When starting a business venture, owners of a closely held business entity (i.e., shareholders, partners, members, etc.) do not usually think about what will need to occur when dissolving the business, or when one owner decides (or is forced) to step away from the business.
But if not properly planned for, sudden changes like these may put the business at risk or threaten the value of the owners’ interests in the entity. As you think about planning for inevitable changes in ownership, here are some things to keep in mind.

Control Your Emotions
Many small-business owners find the thought of no longer owning, operating, or being a part of their business hard to comprehend. Requiring an inordinate amount of time, commitment, and personal attention, a small business can envelop the identity of its owners, and thinking about losing that identity can be difficult.
Sometimes, when owners work closely together on their business, grievances or complaints can arise, making it even more difficult to think about fairly splitting up their interest in the business. Nonetheless, it’s important to put these emotions aside so that you and your co-owners can be clear about what each of you expect if you were to leave, involuntarily or not.

Start a Discussion Now
The dissolution of a business can be a potentially emotional time, which is a good reason to have this discussion now. Another good reason is that an owner could become disabled or otherwise unable to continue work at any time. Making these decisions when there is no crisis, and there are no immediate consequences to each choice, allows the parties to look at the business — and its operation, management, assets, and liabilities — dispassionately.
This will make it easier for each owner to evaluate and discuss his or her needs, or to agree on the value of (or method of valuing) business assets, in case their situation changes and dissolution becomes necessary.

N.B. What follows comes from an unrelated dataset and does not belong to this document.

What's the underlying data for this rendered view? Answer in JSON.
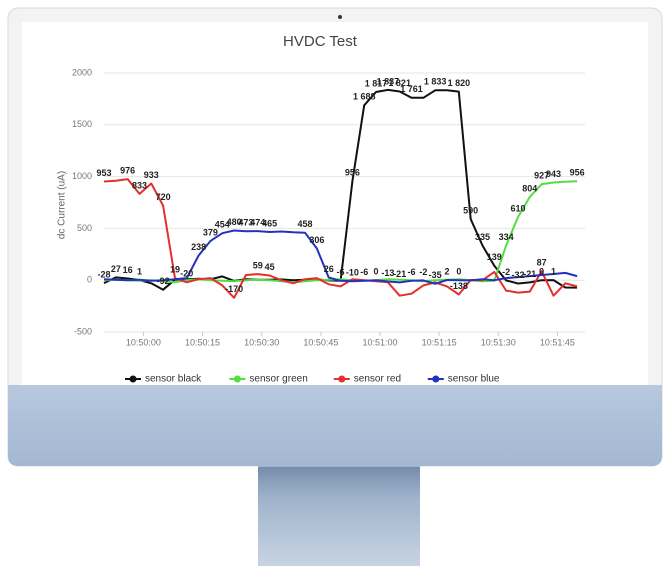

Discuss Your Plan with Advisors
After you have an initial discussion with your co-owners, contact your business advisors, including your accountant, insurance agent, and attorney, so they can help you find the most effective way to reach your goals.
You may need to determine the valuation of business assets, put in place insurance or disability policies to help fund the planned actions, or draft buy-back or buy-sell agreements to ensure that the business interest can be transferred with a minimum of disturbance.

Put Your Agreement Into Writing
Once you have settled on a plan for dissolution, have it written up by your attorney and incorporated within your business records. This will ensure that the plan is accessible and clear whenever it may be needed. Intend to review the plan every three to five years to ensure that it continues to reflect the needs of the business and each owner.